Abrazados, entrelazados, en silencio, escuchábamos esos versos perversos de Luis Almirante Brown ("el deseo no me deja partir" decía uno de los más malditos), pero en realidad creo que yo escuchaba otra cosa. Escuchaba el atroz y maravilloso silencio que de pronto habían hecho todas las voces que pululaban siempre por mi cabeza, acaso subyugadas por la perfección (bastante módica y pequeña, según lo pienso ahora) de ese momento. No quería nada más que eso. No pedía nada más que eso. Estar así con él, poder abrazarlo y oírlo hablar de lo que más amaba (la música, claro, no yo) y nada más. Admirarlo, una vez más y van... De nuevo súbdita, de nuevo esclava, de nuevo ese ente privado de voluntad (que es lo mismo que estar privado de libertad) que sólo puede amar y entregarse incondicionalmente a su distante y cruel tirano. Tirano. Tiranuelo. Dictador de pacotilla, pequeño y casero führer cuyo único talento real consistía en su prodigiosa habilidad para componer música fuera de este mundo y para tocar la guitarra como un verdadero dios pagano. Eso era todo lo que había en él. De eso se componía esta octava maravilla que yo adoraba tanto. Pero entonces, en aquella tarde fría y soleada ("e iluminada por su presencia", sigue acotando la poeta mala), eso era todo lo que yo necesitaba. Lo que yo quería.
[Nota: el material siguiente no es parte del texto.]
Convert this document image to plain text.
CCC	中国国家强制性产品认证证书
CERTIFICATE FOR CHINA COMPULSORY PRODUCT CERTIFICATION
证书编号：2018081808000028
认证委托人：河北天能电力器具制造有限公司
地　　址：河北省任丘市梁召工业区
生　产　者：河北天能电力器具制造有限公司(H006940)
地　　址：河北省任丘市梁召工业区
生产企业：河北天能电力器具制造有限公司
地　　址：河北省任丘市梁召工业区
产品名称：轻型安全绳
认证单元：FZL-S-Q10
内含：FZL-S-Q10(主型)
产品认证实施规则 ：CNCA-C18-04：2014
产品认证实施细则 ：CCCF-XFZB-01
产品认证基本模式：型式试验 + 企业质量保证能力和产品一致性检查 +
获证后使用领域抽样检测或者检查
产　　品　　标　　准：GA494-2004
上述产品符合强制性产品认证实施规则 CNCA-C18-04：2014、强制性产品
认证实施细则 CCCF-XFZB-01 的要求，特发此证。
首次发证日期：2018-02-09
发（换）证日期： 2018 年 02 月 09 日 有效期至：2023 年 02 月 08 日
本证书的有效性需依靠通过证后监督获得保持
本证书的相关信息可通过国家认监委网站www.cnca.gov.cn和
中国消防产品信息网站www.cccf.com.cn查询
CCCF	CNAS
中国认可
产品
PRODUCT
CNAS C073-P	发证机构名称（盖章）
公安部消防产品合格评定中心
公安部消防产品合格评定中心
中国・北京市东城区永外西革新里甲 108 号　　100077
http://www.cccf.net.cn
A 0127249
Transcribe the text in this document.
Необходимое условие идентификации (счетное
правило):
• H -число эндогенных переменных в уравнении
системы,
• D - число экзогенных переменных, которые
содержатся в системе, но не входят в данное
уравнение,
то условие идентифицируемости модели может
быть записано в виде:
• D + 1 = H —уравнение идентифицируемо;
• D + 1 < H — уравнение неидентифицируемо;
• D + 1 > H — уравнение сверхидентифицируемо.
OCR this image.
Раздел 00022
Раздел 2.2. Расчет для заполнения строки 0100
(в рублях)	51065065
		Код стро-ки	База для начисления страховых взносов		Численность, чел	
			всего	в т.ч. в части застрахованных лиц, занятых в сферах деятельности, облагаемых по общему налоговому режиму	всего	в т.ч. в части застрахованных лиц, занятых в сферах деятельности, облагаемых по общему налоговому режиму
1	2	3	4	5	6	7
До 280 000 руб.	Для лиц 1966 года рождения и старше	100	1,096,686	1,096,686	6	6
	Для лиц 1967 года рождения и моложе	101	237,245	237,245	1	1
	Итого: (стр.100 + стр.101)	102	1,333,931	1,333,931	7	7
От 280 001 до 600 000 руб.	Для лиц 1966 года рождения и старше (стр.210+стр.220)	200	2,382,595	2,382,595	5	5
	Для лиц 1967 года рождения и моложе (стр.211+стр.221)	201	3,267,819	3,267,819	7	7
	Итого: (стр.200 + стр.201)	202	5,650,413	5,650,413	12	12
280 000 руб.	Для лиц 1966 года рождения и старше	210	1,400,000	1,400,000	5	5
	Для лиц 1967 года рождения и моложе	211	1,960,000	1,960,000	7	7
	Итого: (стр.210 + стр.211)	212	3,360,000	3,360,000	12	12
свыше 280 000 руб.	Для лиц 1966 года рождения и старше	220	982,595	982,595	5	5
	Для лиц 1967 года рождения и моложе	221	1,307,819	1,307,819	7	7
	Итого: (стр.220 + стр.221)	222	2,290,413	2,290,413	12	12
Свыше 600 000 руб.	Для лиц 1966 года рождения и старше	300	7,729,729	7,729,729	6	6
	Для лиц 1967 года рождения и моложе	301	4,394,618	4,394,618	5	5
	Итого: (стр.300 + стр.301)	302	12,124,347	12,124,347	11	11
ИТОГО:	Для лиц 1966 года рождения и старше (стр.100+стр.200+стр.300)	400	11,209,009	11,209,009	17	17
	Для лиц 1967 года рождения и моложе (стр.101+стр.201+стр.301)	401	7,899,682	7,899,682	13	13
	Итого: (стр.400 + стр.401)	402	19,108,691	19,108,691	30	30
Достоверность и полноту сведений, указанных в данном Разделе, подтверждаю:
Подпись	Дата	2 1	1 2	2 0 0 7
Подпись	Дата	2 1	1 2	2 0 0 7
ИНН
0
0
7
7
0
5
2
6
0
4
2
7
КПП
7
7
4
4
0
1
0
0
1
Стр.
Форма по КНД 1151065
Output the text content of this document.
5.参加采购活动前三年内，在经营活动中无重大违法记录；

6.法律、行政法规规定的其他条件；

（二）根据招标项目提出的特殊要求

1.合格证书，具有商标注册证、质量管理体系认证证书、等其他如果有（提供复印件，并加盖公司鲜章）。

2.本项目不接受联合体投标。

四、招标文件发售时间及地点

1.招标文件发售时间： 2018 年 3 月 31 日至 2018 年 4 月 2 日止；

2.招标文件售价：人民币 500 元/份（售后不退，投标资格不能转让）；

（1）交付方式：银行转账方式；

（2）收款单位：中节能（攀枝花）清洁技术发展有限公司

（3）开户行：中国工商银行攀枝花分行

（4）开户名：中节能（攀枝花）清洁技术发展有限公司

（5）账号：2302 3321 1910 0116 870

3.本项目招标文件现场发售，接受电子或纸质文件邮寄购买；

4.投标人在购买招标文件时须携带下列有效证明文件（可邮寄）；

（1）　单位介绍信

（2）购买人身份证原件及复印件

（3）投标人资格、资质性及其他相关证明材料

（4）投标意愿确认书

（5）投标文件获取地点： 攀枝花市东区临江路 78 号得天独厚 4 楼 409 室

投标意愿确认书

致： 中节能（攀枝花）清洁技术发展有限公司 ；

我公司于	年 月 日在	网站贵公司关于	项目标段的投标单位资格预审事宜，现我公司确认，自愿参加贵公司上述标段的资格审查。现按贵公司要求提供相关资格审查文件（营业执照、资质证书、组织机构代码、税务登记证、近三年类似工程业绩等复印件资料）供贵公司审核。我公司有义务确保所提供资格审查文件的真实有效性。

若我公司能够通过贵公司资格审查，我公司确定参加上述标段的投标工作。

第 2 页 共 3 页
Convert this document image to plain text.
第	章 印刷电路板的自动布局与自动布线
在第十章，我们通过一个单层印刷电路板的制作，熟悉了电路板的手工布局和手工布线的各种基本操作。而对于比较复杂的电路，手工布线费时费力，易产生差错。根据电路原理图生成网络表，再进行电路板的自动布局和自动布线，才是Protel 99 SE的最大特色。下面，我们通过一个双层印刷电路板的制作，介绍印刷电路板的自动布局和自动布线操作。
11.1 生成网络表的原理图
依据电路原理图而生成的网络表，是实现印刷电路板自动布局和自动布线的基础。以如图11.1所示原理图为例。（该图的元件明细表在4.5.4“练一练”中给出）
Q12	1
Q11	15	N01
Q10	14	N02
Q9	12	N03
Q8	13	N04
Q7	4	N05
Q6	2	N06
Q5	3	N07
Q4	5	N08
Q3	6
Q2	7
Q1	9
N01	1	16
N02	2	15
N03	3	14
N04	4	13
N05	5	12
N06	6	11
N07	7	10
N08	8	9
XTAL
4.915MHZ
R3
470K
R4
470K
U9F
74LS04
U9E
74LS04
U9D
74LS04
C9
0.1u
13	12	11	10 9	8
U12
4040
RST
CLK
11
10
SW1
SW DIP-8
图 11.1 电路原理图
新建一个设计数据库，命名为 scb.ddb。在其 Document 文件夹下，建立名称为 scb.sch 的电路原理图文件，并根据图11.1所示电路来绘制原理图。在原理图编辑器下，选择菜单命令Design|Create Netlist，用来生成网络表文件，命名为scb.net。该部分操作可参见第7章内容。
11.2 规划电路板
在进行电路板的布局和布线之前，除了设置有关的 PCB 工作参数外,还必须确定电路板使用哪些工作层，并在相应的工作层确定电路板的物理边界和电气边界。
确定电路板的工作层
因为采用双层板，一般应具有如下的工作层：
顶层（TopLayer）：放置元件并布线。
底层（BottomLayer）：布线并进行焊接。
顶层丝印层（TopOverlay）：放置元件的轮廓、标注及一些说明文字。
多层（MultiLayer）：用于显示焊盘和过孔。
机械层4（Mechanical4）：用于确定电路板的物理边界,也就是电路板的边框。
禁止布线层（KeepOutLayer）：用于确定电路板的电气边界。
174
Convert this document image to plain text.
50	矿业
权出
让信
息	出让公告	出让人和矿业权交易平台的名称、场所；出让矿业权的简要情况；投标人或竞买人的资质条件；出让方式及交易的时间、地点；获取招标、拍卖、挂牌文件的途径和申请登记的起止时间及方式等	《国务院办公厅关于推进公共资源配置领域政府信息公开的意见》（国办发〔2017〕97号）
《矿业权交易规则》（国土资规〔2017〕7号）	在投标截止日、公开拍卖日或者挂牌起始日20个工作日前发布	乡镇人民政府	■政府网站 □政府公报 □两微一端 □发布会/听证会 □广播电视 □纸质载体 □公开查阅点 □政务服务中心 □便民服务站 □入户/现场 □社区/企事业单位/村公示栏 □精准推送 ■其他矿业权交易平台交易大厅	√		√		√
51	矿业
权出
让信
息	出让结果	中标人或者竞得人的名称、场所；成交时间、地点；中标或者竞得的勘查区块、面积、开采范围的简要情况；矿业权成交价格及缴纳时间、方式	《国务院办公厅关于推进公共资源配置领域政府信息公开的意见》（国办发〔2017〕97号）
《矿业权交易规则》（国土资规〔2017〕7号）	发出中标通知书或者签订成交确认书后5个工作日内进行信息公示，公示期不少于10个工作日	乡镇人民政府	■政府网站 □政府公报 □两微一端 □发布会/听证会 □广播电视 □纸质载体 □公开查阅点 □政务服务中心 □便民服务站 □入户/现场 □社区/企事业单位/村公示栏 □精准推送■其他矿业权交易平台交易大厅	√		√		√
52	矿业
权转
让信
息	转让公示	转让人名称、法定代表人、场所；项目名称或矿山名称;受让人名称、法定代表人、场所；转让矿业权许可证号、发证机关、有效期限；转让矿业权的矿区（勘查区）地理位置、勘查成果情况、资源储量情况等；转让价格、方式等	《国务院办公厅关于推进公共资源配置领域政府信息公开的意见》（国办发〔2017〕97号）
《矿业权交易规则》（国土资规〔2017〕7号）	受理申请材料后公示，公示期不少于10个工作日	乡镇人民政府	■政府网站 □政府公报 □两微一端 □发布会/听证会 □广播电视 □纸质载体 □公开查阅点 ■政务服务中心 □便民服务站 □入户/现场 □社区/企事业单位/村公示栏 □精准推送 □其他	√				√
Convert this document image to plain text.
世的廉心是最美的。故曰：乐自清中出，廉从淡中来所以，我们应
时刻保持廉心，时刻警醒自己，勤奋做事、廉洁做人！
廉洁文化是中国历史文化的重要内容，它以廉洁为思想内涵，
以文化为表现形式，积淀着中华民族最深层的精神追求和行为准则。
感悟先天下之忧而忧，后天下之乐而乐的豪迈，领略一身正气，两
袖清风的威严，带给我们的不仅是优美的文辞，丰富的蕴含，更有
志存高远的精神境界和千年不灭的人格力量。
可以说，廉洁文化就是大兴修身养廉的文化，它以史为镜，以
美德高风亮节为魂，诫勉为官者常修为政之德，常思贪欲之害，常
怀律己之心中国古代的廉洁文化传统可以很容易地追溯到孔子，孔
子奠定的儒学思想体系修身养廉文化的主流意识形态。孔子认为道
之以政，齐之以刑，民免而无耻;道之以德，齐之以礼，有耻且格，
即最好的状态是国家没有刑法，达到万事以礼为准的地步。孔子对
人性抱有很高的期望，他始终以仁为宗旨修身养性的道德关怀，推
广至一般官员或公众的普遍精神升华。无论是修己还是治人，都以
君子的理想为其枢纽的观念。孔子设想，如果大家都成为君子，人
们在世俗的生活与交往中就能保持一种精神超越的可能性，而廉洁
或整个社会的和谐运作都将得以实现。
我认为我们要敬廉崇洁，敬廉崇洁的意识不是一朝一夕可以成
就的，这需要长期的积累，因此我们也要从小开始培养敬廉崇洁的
De eso tan inasible y fantasmal y hasta utópico (¿acaso pude alguna vez atrapar entre mis piernas sus talentos o reproducirlos en mi escritura?) se conformaba el universo para mí. Y su olor y el contacto eléctrico de su pelo y el caudal sonoro de su voz retumbando a través de sus huesos en mis oídos y las bromas y las cosas que sólo nosotros sabíamos y que sólo a nosotros nos hacían tan felices... O eso creíamos. O, mejor dicho, eso creía yo. 
Las horas se pasaron volando esa tarde de un invierno tan parecido y tan distinto ya a éste y todavía creo recordar que cuando él se fue (¿habré de decir "cuando volvió a su casa con su mujer y sus hijos"? mejor no, para qué aclararlo a esta altura) la sensación de beatitud, ese neto estado de gracia, prosiguió y el "impasse" en el que estábamos se rompió, desde luego, y hasta recuerdo haberle dicho que eso era todo lo que yo quería, estar así con él y nada más, compartir esas minucias, esas nadas tan magníficas, una vez más las míseras migajas del opíparo banquete con las que yo siempre me conformaba. Eso era todo lo que yo quería, sí, pero eso no era todo y, por supuesto, no duró. No había forma ya de que todo eso durase. Era otra de nuestras imposibles burbujas y, por cierto, era una de las últimas. 
Y, como todas, estalló. 

1 comentario:

Anónimo dijo...

Diría que le "diste luz al instante".